All of you who ever get a chance to meet Erik will notice right away how nice of a guy he is, a perfect son-in-law I’m sure many would say. It’s hard to imagine him involved in trash talking, like some fighters are known for, Floyd Mayweather to mention one. “Trash talk is not for me at all, I would have to play a role and I prefer to be myself. If people like that or think I’m boring doesn’t really matter to me. It’s just embarrassing for people who talk smack about their opponent before the fight when they eventually lose. That means more pressure in the fight, which I absolutely not want any more of than I already have. Even if I would think that an opponent is bad I would never say it or speak in that way, it’s just unsportsmanlike. If someone enters the same ring as me I take for granted that they are skilled and well prepared. When it comes to Mayweather, he’s an extremely skilled boxer and also a good business man. But then my opinion is that with the position he has he could try to be a better role model. At the end of the day he is an idol for many people, and unfortunately not always for his boxing, but many look at his behaviour, statements, arrogance and try to be the same. Also, what he does with his money, posting videos of him throwing dollar bills at strippers, that’s nothing I would do. It looks bad and I think it gives birth to bad ideas and behaviours for others, especially younger guys. Although I have to say he has turned down his attitude a bit during the last fights if you look at the press conferences for example. He has a huge self confidence, which you’re supposed to have and he has good reasons to have it, but I think his statements have become a bit more humble than they were before.”

Erik finished his chicken salad a long while ago and our long conversation is running to an end. Like always we’re curious to hear what fighters he’s inspired by and who he would like to read an interview with on FightersInterviews. “I’ve never looked too much at any fighter and tried to copy him, instead I try to take something from everyone. As long as you do the same as someone else you can never be better than that person. But in general I’m impressed by many of the Eastern Europe fighters, like the Russians. They don’t talk so much, are a bit low key and show respect to their opponents. And of course they’re very skilled boxers. That’s a combination that impresses me. A translated interview with one of them would be very interesting to read, why not with any of the top fighters in my weight division?
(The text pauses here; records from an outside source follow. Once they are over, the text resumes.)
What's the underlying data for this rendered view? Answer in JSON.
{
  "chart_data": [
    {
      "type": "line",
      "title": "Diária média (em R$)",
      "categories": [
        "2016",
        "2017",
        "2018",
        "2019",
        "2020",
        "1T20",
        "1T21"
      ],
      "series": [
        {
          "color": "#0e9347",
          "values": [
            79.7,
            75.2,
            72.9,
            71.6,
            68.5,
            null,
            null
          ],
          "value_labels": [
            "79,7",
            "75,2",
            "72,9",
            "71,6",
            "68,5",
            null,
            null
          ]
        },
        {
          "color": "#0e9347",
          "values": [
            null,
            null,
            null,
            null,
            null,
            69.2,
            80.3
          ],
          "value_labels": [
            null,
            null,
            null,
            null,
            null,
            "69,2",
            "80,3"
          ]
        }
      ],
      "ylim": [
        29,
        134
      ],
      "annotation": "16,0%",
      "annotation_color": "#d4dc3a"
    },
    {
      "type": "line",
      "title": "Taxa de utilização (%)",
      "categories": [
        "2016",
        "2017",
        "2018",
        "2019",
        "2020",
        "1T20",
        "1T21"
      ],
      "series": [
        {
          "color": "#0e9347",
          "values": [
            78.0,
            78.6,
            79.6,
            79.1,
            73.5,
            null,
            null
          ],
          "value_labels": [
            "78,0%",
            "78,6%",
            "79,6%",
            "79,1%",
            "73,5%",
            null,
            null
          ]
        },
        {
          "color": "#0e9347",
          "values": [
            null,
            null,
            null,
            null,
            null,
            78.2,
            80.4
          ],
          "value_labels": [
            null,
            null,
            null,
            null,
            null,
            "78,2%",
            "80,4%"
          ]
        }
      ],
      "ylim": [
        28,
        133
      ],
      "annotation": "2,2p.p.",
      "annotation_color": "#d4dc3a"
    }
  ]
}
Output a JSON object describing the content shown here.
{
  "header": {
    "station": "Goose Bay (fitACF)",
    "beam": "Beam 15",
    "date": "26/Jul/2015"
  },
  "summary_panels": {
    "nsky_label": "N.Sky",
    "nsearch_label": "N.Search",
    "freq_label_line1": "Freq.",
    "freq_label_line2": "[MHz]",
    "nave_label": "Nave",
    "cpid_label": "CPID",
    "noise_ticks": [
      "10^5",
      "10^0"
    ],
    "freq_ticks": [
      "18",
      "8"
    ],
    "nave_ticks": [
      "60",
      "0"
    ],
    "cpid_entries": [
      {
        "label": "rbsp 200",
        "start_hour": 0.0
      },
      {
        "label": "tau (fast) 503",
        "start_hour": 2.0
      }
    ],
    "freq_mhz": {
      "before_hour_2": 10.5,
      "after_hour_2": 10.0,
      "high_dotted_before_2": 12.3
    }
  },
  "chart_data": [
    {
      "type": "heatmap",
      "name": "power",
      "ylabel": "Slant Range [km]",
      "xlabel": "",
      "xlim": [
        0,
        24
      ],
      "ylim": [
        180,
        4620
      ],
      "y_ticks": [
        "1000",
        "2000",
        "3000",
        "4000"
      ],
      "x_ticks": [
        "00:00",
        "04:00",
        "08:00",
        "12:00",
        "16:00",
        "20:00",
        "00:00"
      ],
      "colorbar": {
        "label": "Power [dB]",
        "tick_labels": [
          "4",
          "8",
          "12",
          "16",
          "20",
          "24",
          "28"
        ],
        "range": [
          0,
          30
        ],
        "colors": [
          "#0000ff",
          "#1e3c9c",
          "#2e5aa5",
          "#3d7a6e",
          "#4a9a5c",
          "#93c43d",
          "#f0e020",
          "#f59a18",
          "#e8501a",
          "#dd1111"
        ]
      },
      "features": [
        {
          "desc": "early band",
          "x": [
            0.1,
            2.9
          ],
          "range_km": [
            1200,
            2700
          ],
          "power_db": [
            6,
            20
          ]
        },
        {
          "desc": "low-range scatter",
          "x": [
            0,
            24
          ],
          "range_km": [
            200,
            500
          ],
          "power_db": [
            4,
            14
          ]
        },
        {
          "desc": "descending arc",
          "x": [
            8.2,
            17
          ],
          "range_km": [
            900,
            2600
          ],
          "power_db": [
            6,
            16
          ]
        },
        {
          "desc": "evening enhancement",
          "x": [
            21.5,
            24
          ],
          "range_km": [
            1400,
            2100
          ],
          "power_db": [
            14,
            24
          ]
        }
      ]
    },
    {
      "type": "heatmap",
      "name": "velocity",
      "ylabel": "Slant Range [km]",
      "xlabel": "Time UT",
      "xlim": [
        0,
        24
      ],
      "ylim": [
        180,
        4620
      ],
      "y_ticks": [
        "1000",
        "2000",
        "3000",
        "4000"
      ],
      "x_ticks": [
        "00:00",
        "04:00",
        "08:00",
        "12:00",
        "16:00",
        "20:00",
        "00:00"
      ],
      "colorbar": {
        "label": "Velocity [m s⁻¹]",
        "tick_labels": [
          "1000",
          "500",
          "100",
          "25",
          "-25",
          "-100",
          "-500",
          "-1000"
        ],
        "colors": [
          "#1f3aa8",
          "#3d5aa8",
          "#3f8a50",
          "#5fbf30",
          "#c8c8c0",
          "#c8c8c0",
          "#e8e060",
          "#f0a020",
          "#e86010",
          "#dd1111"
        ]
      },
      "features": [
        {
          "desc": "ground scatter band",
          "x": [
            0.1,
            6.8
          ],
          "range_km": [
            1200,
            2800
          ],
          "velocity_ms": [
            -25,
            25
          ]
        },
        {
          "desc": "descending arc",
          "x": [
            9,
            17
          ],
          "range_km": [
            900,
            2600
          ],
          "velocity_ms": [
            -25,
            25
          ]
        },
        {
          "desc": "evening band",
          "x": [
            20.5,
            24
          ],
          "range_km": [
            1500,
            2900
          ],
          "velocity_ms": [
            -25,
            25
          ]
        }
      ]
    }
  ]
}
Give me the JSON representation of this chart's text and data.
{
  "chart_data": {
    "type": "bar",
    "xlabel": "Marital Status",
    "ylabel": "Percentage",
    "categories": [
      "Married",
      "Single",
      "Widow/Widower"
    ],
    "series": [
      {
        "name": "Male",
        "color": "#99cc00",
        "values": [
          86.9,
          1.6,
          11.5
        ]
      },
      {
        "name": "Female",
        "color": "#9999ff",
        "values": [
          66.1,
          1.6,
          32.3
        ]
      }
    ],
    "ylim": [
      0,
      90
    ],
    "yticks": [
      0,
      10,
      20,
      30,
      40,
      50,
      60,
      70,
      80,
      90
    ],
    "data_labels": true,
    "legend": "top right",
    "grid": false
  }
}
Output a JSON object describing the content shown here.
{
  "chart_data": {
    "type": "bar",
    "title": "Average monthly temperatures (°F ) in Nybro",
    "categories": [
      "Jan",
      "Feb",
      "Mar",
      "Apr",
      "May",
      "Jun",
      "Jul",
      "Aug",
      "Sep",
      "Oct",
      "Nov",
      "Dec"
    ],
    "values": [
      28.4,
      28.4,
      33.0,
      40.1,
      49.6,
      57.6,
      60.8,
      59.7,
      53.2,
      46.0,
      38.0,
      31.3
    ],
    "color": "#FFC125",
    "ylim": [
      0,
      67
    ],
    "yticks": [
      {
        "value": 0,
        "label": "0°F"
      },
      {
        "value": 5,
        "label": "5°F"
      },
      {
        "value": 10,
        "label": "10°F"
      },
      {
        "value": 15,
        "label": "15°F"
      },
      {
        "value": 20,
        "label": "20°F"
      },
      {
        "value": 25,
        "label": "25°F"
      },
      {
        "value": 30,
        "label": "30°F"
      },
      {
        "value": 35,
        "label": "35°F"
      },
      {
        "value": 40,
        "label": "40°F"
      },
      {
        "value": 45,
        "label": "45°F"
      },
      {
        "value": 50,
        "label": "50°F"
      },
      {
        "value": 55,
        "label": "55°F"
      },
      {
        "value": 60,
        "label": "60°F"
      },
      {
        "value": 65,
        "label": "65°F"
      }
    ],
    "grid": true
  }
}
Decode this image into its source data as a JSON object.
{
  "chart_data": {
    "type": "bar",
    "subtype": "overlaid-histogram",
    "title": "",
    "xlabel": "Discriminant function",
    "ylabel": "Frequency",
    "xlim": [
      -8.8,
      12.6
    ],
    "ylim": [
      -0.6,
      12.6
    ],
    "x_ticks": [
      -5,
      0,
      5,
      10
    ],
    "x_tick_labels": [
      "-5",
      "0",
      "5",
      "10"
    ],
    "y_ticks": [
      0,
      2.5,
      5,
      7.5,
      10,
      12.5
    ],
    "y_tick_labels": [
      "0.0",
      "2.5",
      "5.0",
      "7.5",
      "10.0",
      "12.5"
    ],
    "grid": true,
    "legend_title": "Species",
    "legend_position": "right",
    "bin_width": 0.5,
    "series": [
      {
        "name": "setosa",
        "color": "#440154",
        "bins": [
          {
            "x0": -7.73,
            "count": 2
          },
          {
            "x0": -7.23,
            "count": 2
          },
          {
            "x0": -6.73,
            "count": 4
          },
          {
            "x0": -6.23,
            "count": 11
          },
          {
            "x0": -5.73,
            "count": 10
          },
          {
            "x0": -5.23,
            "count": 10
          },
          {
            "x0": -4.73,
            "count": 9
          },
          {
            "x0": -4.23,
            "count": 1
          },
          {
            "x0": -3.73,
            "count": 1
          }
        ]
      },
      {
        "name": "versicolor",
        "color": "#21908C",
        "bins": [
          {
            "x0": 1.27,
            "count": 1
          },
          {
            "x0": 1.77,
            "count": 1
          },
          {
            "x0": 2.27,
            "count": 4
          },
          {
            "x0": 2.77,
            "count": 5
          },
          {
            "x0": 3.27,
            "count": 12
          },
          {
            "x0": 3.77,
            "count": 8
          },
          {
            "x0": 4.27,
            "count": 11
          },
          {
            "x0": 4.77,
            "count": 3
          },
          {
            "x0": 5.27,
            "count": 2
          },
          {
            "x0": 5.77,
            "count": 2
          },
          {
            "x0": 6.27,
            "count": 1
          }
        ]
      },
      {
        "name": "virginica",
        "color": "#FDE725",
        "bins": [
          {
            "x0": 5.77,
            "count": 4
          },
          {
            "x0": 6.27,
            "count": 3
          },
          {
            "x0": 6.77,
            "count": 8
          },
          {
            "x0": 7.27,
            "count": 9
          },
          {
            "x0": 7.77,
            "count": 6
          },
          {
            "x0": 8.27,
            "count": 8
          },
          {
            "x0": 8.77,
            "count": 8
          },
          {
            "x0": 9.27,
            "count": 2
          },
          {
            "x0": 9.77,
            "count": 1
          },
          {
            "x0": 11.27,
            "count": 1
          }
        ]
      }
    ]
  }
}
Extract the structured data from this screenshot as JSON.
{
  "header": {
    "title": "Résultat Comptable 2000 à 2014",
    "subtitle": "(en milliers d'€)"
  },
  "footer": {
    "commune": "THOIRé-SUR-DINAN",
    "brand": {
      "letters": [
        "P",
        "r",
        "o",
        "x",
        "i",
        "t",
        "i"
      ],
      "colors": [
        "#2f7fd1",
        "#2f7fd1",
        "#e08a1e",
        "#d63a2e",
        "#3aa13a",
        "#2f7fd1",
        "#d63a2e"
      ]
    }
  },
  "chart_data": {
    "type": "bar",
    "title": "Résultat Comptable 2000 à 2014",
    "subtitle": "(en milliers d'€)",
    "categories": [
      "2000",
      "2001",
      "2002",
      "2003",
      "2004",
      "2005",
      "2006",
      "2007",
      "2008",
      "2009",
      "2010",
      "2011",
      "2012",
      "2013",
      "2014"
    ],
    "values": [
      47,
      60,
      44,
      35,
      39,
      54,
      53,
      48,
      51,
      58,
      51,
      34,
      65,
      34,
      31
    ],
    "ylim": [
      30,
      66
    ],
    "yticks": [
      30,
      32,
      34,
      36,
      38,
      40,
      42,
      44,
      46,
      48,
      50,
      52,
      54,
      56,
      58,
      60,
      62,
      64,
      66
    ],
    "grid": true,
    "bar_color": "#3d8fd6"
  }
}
Preferably in this format, about their background and how their journey has been. I think many come from tough upbringings, but in a different way that what we are used to in the West.

We thank Erik Skoglund for the visit in his city and the pleasant conversation. We end the interview with his thoughts on the future of Swedish boxing: “Swedish boxing is moving forward and there are many promising guys coming up. I don’t think Sweden will ever be the greatest boxing nation in the world, but it looks good and Swedish boxing is healthier now than it has been in many years, and next year will be even better!”